Geothermal Heating and Cooling: How it Works

September 19, 2013
Ross and Witmer

Today’s economy and earth-conscious culture encourages more and more homeowners to consider alternative solutions to home heating and cooling. One solution that is gaining in popularity is geothermal heating and cooling.

Geothermal heating and cooling utilizes the temperature found underground throughout Charlotte, Gaston, Mecklenburg and Union, North Carolina. In fact, starting about 10 feet below the frost line, the entirety of the earth’s crust maintains a relatively stable temperature of about 54 degrees Fahrenheit. Geothermal heating and cooling systems operate by burying a loop of pipe under the ground and using a heat pump to disperse the warmed or cooled air throughout the home.

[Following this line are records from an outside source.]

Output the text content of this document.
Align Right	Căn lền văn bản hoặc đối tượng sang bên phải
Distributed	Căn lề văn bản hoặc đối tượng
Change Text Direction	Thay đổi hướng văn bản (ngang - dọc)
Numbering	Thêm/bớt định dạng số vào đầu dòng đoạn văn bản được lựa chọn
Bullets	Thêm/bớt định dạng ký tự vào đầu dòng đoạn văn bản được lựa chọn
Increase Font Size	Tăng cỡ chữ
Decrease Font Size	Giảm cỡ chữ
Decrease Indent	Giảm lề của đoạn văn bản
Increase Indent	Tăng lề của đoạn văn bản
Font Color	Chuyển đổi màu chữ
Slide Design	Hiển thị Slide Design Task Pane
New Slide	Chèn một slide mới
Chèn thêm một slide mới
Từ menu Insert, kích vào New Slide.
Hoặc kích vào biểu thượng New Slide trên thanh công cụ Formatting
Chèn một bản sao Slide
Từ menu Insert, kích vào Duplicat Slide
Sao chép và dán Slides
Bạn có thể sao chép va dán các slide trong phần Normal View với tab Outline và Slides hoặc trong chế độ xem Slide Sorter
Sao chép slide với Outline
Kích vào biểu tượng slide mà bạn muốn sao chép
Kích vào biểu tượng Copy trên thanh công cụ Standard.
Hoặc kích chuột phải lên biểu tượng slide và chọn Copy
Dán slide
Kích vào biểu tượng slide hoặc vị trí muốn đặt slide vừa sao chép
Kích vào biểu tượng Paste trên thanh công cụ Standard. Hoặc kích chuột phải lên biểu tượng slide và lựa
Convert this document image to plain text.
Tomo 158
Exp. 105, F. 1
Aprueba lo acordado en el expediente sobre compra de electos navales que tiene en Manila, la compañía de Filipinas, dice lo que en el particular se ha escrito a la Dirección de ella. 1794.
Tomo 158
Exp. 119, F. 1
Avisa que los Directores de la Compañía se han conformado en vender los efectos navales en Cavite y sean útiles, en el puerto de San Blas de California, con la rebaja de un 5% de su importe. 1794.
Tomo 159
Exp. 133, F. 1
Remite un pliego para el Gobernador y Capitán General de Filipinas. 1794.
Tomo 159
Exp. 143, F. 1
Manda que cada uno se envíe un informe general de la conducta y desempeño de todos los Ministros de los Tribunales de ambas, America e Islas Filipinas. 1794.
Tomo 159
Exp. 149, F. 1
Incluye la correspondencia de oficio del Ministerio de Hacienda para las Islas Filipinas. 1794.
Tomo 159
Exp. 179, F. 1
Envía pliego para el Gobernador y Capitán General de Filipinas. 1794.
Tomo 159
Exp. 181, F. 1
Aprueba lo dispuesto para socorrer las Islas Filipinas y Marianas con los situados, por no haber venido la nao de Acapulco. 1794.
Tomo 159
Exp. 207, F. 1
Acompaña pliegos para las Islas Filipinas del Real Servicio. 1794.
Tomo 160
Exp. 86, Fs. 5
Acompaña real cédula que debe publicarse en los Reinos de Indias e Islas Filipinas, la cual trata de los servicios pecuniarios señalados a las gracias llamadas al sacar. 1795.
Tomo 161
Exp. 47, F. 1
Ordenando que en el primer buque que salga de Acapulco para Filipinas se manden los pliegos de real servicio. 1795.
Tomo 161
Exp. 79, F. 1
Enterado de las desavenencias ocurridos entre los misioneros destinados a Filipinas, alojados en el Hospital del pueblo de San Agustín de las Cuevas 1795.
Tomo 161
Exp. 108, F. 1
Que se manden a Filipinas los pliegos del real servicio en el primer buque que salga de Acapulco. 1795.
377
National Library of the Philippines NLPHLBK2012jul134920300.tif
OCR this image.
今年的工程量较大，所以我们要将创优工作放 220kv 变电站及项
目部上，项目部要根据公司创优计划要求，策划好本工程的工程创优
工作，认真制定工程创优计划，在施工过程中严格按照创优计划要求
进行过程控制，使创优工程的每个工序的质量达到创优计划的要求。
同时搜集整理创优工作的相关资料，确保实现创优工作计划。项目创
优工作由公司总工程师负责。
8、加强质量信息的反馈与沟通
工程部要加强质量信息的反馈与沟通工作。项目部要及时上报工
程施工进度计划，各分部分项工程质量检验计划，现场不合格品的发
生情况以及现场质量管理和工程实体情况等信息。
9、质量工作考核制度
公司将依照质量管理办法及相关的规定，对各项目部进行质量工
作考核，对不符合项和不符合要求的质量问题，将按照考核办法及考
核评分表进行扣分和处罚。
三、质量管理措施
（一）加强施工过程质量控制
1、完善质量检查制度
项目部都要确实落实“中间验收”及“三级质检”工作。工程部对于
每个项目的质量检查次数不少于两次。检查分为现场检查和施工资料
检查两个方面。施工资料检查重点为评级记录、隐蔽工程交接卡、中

The pipes are filled with either water or a water and antifreeze solution. The loop may be laid out horizontally or buried straight down, up to 400 or 500 feet. Connected to the pipe loop is a heat pump. In warm weather, the air above ground is generally warmer than that below. The pump draws warm air from inside the building and transfers the heat to the pipe loops while bringing the cool air from below ground up into the building. The pump then circulates the cool air throughout the building. In cool weather, the underground temperature is generally warmer than the air above ground. Cool air is drawn out of the house and replaced by air warmed underground.

The number one advantage to this system is that even when the air being circulated through the house must be additionally cooled or heated after being drawn from underground, it takes far less energy to do so. Over time, this will translate into significant cost savings.